As shown in the LPL Chart of the Day, consumer spending—the largest contributor to GDP in the US and roughly 70% of economic output—rebounded in a powerful fashion in the third quarter.
However, spending numbers were uneven, with a considerably larger portion spent on goods rather than services—consistent with the continued behavioral and business restriction effects on these industries. Further, the timing of spending was also fairly uneven, as much of the growth in consumer spending came in the early weeks of the third quarter and tapered off in recent weeks where the effects of fiscal stimulus and rising new COVID-19 cases influenced consumer behavior.
“GDP rebounded stronger than expected in the third quarter, but the big question on everyone’s mind is whether the economy can remain on firm ground in the fourth quarter and into 2021,” stated LPL Chief Market Strategist Ryan Detrick. “Barring a new round of fiscal stimulus, it’s likely that growth will taper off in the fourth quarter, but we still don’t expect a double-dip recession.”
Regardless of the state of economic momentum, it is remarkable that GDP is already only about 3.5% away from recovering the entire pandemic losses. The resilience of US consumers has been the top story of the recovery, even with the historic fiscal stimulus.
The surge in growth in the third quarter may also have political implications.

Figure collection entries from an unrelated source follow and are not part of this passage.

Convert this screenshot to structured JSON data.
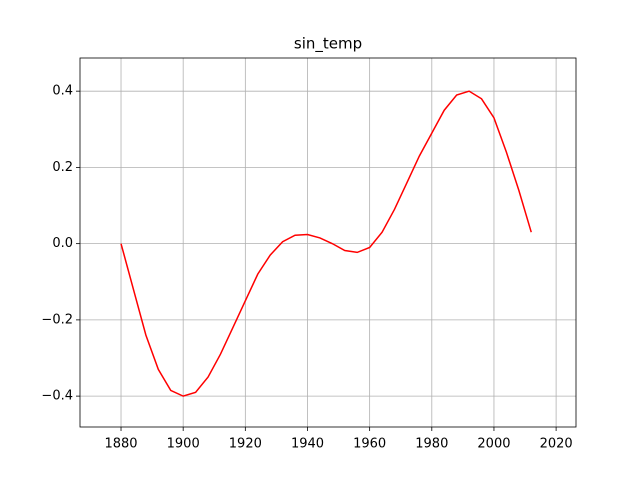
{
  "chart_data": {
    "type": "line",
    "title": "sin_temp",
    "x": [
      1880,
      1884,
      1888,
      1892,
      1896,
      1900,
      1904,
      1908,
      1912,
      1916,
      1920,
      1924,
      1928,
      1932,
      1936,
      1940,
      1944,
      1948,
      1952,
      1956,
      1960,
      1964,
      1968,
      1972,
      1976,
      1980,
      1984,
      1988,
      1992,
      1996,
      2000,
      2004,
      2008,
      2012
    ],
    "series": [
      {
        "name": "sin_temp",
        "color": "#ff0000",
        "values": [
          0,
          -0.12,
          -0.24,
          -0.33,
          -0.385,
          -0.4,
          -0.39,
          -0.35,
          -0.29,
          -0.22,
          -0.15,
          -0.08,
          -0.03,
          0.005,
          0.022,
          0.024,
          0.015,
          0.0,
          -0.018,
          -0.023,
          -0.01,
          0.03,
          0.09,
          0.16,
          0.23,
          0.29,
          0.35,
          0.39,
          0.4,
          0.38,
          0.33,
          0.24,
          0.14,
          0.03
        ]
      }
    ],
    "xlim": [
      1866.8,
      2026.4
    ],
    "xticks": [
      1880,
      1900,
      1920,
      1940,
      1960,
      1980,
      2000,
      2020
    ],
    "ylim": [
      -0.481,
      0.487
    ],
    "yticks": [
      {
        "value": -0.4,
        "label": "−0.4"
      },
      {
        "value": -0.2,
        "label": "−0.2"
      },
      {
        "value": 0,
        "label": "0.0"
      },
      0.2,
      0.4
    ],
    "grid": true
  }
}
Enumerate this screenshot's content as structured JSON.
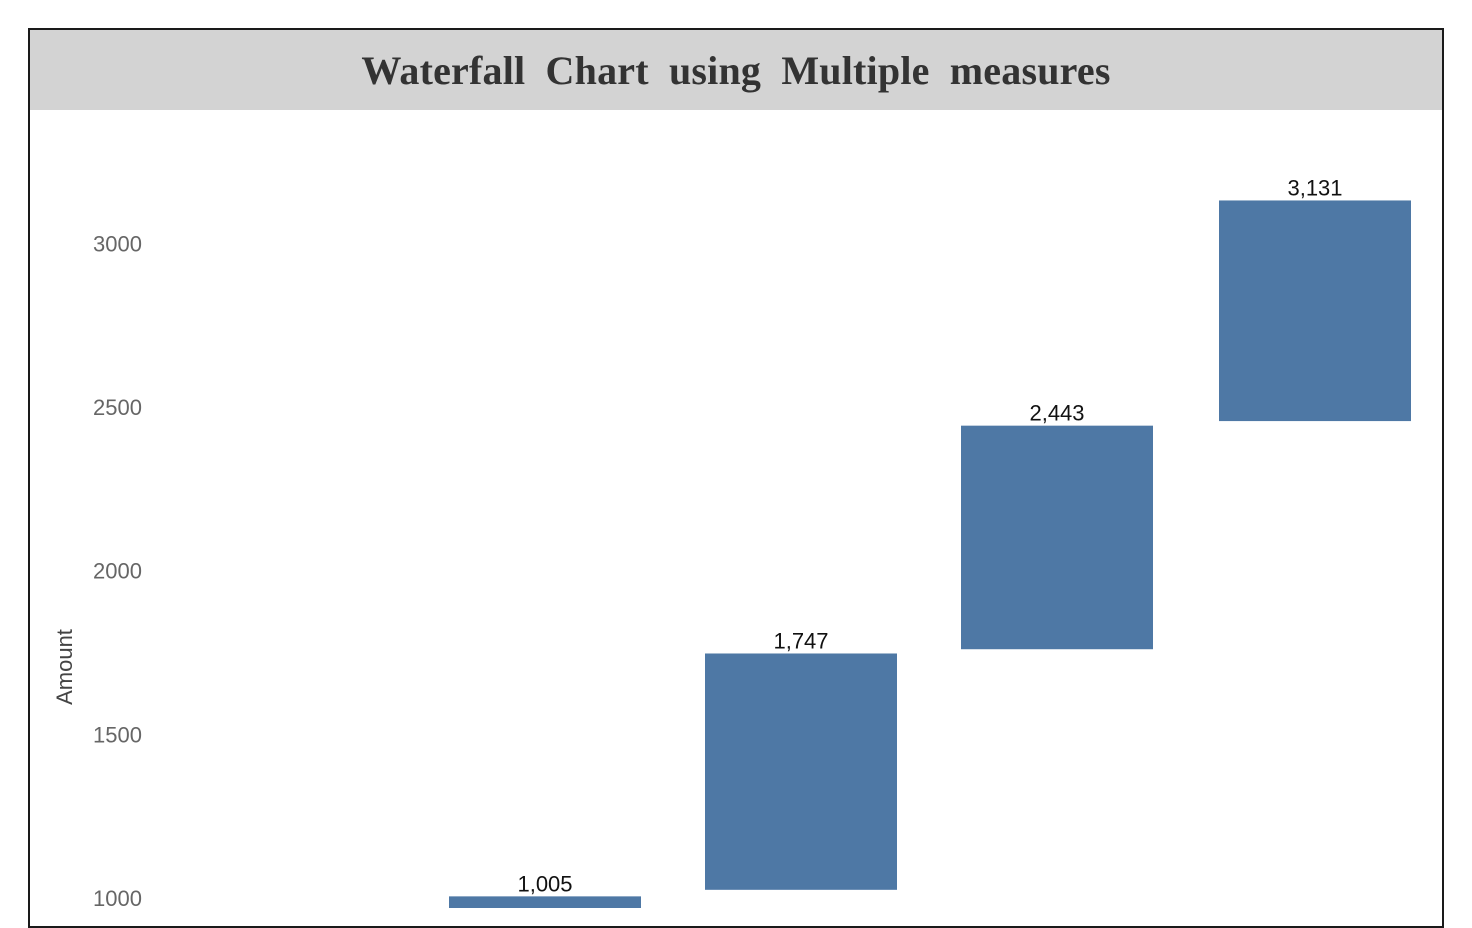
{
  "chart_data": {
    "type": "bar",
    "subtype": "waterfall",
    "title": "Waterfall Chart using Multiple measures",
    "xlabel": "",
    "ylabel": "Amount",
    "yticks": [
      1000,
      1500,
      2000,
      2500,
      3000
    ],
    "ylim": [
      950,
      3300
    ],
    "grid": false,
    "legend": "none",
    "bar_color": "#4e78a5",
    "title_background": "#d3d3d3",
    "bars": [
      {
        "start": 0,
        "end": 1005,
        "label": "1,005"
      },
      {
        "start": 1025,
        "end": 1747,
        "label": "1,747"
      },
      {
        "start": 1760,
        "end": 2443,
        "label": "2,443"
      },
      {
        "start": 2457,
        "end": 3131,
        "label": "3,131"
      }
    ]
  }
}
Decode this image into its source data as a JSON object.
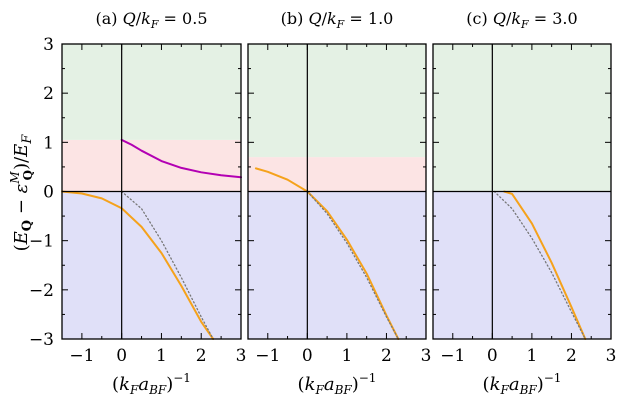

As we noted in our recent Weekly Market Commentary: Are the Polls Wrong Again? the average GDP growth in the second and third quarters of election years can have predictive power for who wins the election, with stronger growth favoring incumbents. However, we also point out that recessions close to elections have favored challengers, sending some conflicting market signals heading into Election Day!
As the economy moves forward in the fourth quarter, we’ll continue to monitor real-time data indicators to gauge the impact of rising COVID-19 cases on consumer and business behavior.